The plantation tour was pretty interesting, but halfway through the coffee trees our tour got interrupted by the appearance of the very charming plantation owner, Ricardo, who started chatting to us about work the Finca has been doing to help the local villagers. It was a fascinating conversation. He wasn’t hard on the eyes either.
Ricardo departed and our poor tour guide finally got us back on track. We moved on to view the Mayan instruments. The oddest instrument they demonstrated was a horse-jaw which was played by hitting it so the teeth rattle. Not for the squeamish. I got distracted along the way by some fabulous masks depicting the devil, and seeing as it was December 7th, the day the whole of Guatemala celebrates La Quema del Diablo (The Burning of the Devil), I felt compelled to take some photographs.
Later on that evening, I headed out with a bunch of friends to explore Antigua by night and see if we could catch any of the devilry afoot in the dark.
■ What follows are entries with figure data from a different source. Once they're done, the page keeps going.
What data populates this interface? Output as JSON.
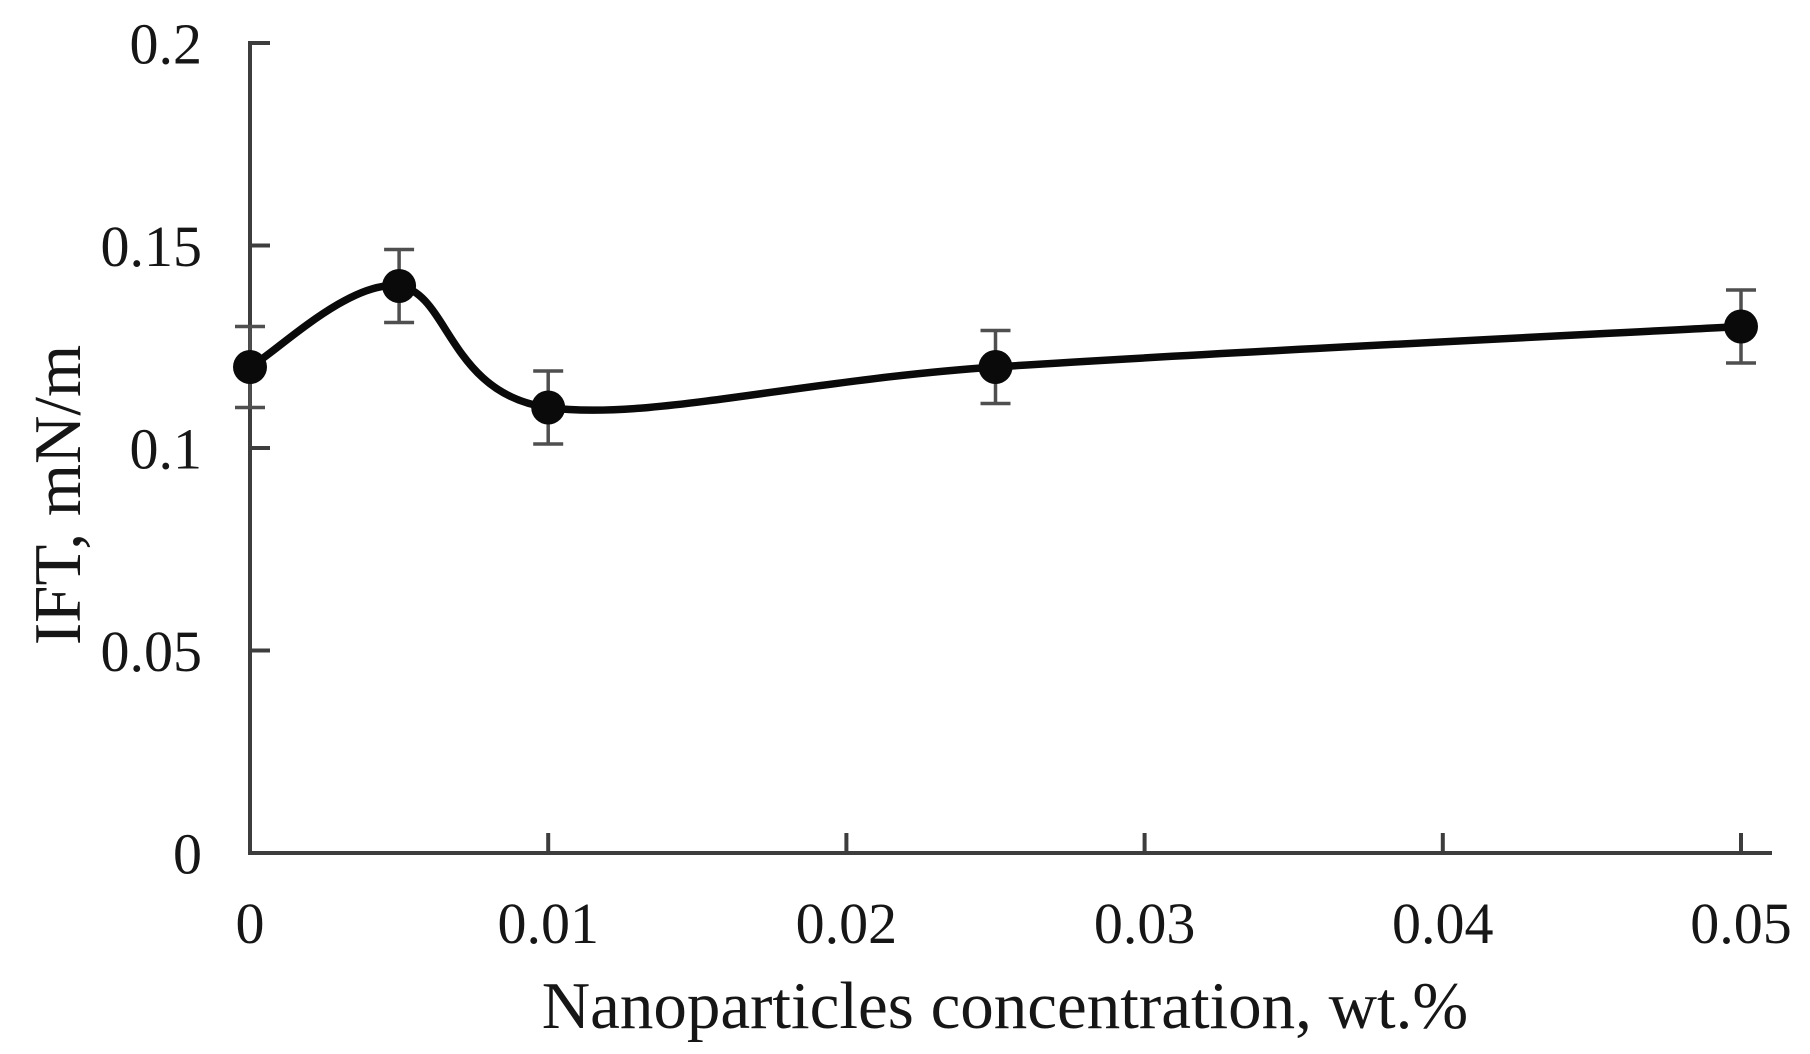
{
  "chart_data": {
    "type": "line",
    "title": "",
    "xlabel": "Nanoparticles concentration, wt.%",
    "ylabel": "IFT, mN/m",
    "x": [
      0,
      0.005,
      0.01,
      0.025,
      0.05
    ],
    "y": [
      0.12,
      0.14,
      0.11,
      0.12,
      0.13
    ],
    "y_error": [
      0.01,
      0.009,
      0.009,
      0.009,
      0.009
    ],
    "xlim": [
      0,
      0.05
    ],
    "ylim": [
      0,
      0.2
    ],
    "x_ticks": [
      0,
      0.01,
      0.02,
      0.03,
      0.04,
      0.05
    ],
    "x_tick_labels": [
      "0",
      "0.01",
      "0.02",
      "0.03",
      "0.04",
      "0.05"
    ],
    "y_ticks": [
      0,
      0.05,
      0.1,
      0.15,
      0.2
    ],
    "y_tick_labels": [
      "0",
      "0.05",
      "0.1",
      "0.15",
      "0.2"
    ],
    "grid": false,
    "legend": null,
    "smooth": true,
    "marker": "filled-circle",
    "line_width": 7.5,
    "marker_radius": 17,
    "colors": {
      "line": "#0a0a0a",
      "marker": "#0a0a0a",
      "error_bar": "#4f4f4f",
      "axis": "#3d3d3d",
      "text": "#161616",
      "background": "#ffffff"
    }
  }
}
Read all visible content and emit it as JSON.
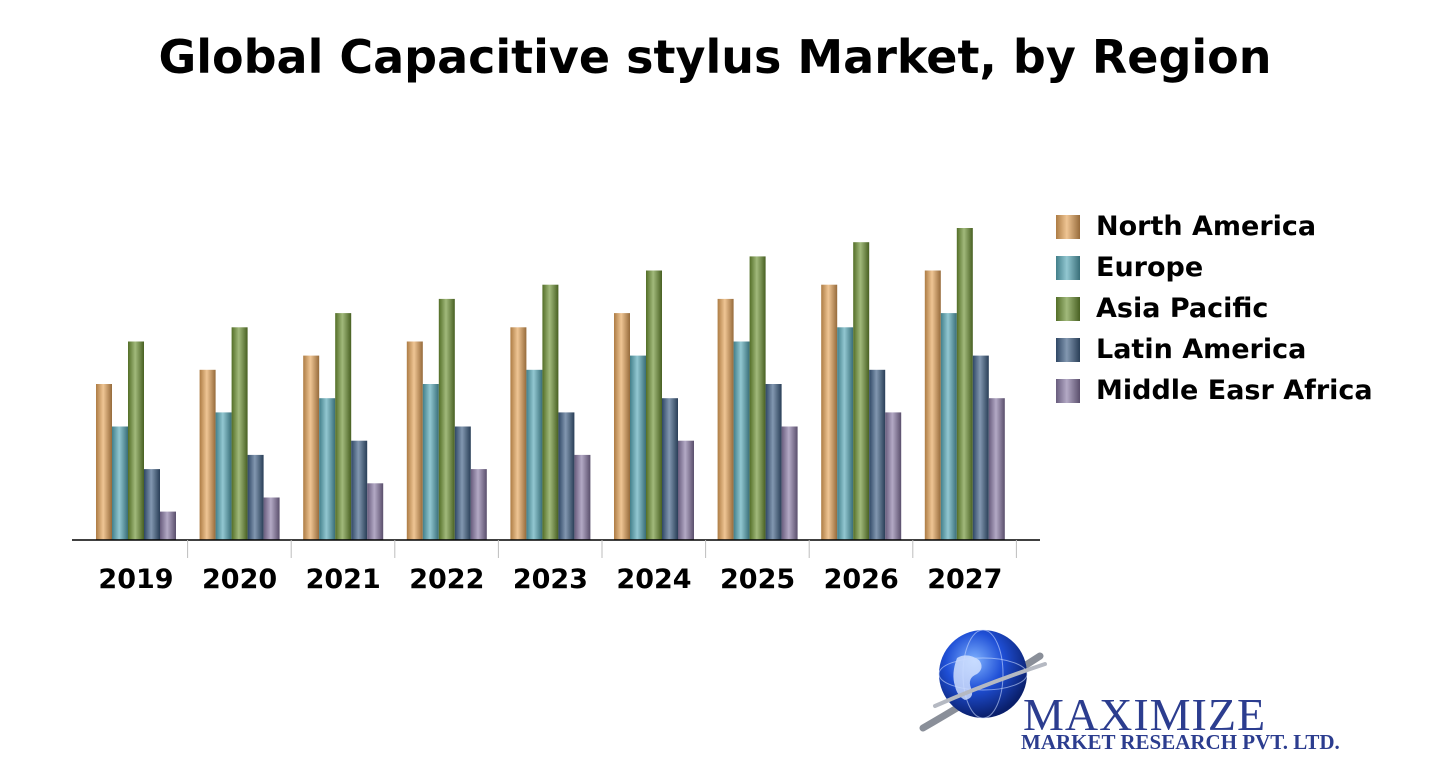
{
  "chart_data": {
    "type": "bar",
    "title": "Global Capacitive stylus Market, by Region",
    "xlabel": "",
    "ylabel": "",
    "categories": [
      "2019",
      "2020",
      "2021",
      "2022",
      "2023",
      "2024",
      "2025",
      "2026",
      "2027"
    ],
    "ylim": [
      0,
      11
    ],
    "grid": false,
    "legend_position": "right",
    "series": [
      {
        "name": "North America",
        "color": "#e6a55a",
        "values": [
          5.5,
          6.0,
          6.5,
          7.0,
          7.5,
          8.0,
          8.5,
          9.0,
          9.5
        ]
      },
      {
        "name": "Europe",
        "color": "#58a9b8",
        "values": [
          4.0,
          4.5,
          5.0,
          5.5,
          6.0,
          6.5,
          7.0,
          7.5,
          8.0
        ]
      },
      {
        "name": "Asia Pacific",
        "color": "#6e9334",
        "values": [
          7.0,
          7.5,
          8.0,
          8.5,
          9.0,
          9.5,
          10.0,
          10.5,
          11.0
        ]
      },
      {
        "name": "Latin America",
        "color": "#3f5f86",
        "values": [
          2.5,
          3.0,
          3.5,
          4.0,
          4.5,
          5.0,
          5.5,
          6.0,
          6.5
        ]
      },
      {
        "name": "Middle Easr Africa",
        "color": "#8a7aa6",
        "values": [
          1.0,
          1.5,
          2.0,
          2.5,
          3.0,
          3.5,
          4.0,
          4.5,
          5.0
        ]
      }
    ]
  },
  "logo": {
    "name": "MAXIMIZE",
    "subtitle": "MARKET RESEARCH PVT. LTD."
  }
}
We were too late to see the actual burning – which incidentally involves setting fire to an effigy of the devil bang smack between two petrol stations, who thought that one up? – but I caught a couple of households holding their own burning ceremonies outside their houses.
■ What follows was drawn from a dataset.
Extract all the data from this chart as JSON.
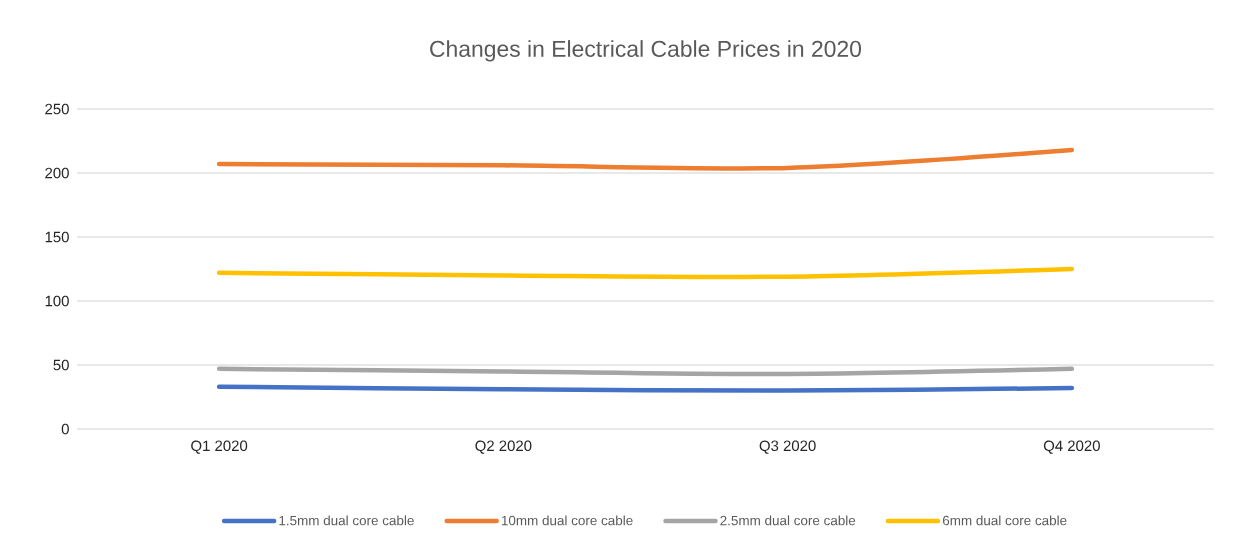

When we got to the festival spot there was nothing but ashes left of the devil, the burning waits for no-one, but the party was in full swing, with musicians taking the stage and street vendors flogging glow-in-the-dark devil horns and candyfloss.
Wandering back after the celebrations, I took the opportunity to take in a few of Antigua’s landmarks by night. All in all, a pretty great day, even if the devil burned without me.